Minick addressed his concerns before the June council meeting. He didn't speak against the project, but rather at the pace it was pushed through to council and how it was structured.
"It's just pro-Stockyards, it's not anti-developer," Minick said.
The concern is over whether this particular project, or any other one in the future, will keep to the historic theme that has made the Stockyards the heart of Fort Worth tourism.
"It's really just doing the right thing in the Stockyards regardless of who's involved," he said.
As part of the approval from the council, it was decided zoning changes would be implemented to make sure that does indeed happen.
Thursday's public meeting worked to address and shape some of those changes, among them so-called "form based codes." The codes have been used elsewhere in the city, like the Camp Bowie District where they regulate the kinds of businesses that can operate on certain blocks and limits signage.

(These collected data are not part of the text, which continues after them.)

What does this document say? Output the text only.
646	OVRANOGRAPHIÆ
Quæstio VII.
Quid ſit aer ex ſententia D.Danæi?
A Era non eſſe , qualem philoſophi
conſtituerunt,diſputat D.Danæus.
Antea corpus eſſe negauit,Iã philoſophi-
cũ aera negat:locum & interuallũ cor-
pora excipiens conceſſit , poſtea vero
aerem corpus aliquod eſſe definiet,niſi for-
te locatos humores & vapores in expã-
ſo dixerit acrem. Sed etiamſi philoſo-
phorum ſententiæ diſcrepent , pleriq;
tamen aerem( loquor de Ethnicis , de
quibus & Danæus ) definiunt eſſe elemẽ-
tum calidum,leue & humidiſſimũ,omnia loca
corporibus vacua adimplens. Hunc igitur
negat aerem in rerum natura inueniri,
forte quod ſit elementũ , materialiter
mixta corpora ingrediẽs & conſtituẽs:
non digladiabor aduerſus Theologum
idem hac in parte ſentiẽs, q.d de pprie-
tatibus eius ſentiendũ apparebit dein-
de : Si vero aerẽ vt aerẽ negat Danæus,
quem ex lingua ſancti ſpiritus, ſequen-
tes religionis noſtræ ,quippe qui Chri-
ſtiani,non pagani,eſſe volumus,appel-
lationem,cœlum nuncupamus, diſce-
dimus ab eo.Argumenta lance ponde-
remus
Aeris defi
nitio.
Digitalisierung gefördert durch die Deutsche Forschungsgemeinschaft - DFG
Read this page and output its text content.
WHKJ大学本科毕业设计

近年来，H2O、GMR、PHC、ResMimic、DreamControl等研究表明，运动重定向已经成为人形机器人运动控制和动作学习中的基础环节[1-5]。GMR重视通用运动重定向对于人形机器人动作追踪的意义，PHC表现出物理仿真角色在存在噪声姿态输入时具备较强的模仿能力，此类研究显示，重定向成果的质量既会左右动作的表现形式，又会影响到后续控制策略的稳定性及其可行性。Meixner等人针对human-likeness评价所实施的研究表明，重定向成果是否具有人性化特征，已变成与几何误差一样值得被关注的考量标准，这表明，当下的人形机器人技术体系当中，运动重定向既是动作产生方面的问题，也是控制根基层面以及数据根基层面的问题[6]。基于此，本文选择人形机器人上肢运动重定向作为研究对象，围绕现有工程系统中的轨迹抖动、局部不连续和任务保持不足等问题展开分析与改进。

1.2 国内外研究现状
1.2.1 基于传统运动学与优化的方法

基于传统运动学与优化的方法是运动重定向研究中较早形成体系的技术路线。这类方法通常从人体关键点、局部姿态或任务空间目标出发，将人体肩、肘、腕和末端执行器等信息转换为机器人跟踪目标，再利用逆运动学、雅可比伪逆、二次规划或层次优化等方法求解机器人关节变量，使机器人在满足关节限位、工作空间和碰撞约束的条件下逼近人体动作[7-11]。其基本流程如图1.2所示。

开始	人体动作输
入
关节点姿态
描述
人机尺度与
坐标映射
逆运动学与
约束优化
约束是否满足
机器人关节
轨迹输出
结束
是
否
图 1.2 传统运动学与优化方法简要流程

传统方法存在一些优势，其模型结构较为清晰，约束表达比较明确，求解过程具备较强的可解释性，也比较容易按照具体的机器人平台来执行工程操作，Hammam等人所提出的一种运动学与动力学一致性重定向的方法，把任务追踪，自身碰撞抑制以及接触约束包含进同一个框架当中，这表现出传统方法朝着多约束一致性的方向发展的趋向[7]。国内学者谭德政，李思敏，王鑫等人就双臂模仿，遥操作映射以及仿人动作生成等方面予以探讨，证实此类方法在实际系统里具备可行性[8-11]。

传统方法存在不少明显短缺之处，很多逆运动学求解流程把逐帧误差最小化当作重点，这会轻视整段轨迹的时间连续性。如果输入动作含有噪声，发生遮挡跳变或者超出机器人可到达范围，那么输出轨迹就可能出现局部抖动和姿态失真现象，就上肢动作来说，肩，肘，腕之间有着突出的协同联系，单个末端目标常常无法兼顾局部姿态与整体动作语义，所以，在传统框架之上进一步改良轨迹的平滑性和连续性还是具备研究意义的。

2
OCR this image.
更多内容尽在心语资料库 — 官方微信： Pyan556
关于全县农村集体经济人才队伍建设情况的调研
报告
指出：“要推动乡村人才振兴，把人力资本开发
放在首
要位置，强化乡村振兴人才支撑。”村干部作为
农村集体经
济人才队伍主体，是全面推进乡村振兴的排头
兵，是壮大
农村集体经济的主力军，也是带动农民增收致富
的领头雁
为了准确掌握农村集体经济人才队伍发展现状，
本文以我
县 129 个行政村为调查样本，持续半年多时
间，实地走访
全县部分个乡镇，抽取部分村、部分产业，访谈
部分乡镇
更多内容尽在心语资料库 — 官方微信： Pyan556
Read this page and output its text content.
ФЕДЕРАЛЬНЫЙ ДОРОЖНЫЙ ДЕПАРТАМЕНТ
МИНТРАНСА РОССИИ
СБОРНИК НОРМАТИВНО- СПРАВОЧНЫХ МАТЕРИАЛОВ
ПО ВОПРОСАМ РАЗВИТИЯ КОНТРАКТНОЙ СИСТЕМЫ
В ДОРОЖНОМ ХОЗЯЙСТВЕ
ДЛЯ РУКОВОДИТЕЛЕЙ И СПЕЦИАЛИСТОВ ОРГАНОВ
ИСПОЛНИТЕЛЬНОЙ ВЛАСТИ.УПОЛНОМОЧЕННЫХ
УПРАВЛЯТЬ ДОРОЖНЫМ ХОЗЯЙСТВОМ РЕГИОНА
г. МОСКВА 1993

The zoning changes are something Minick and others are glad the council required, but now they want to see what they'll actually become.
"It will take a lot of heavy lifting by stakeholders here and the public and a lot of people for the right outcome," Minick said.
And while there's been difference of opinion on this project, both the city and Minick can agree on this.
"The most important thing now is for everybody who's interested, regardless if they're stakeholders here or anywhere, to come and be involved," he said.
Zoning changes could come before the council as early as July 15. However, the form-based codes could take months to develop.
No one from the city was available on Thursday, however, Mayor Betsy Price outlined the project on your city website blog earlier this month.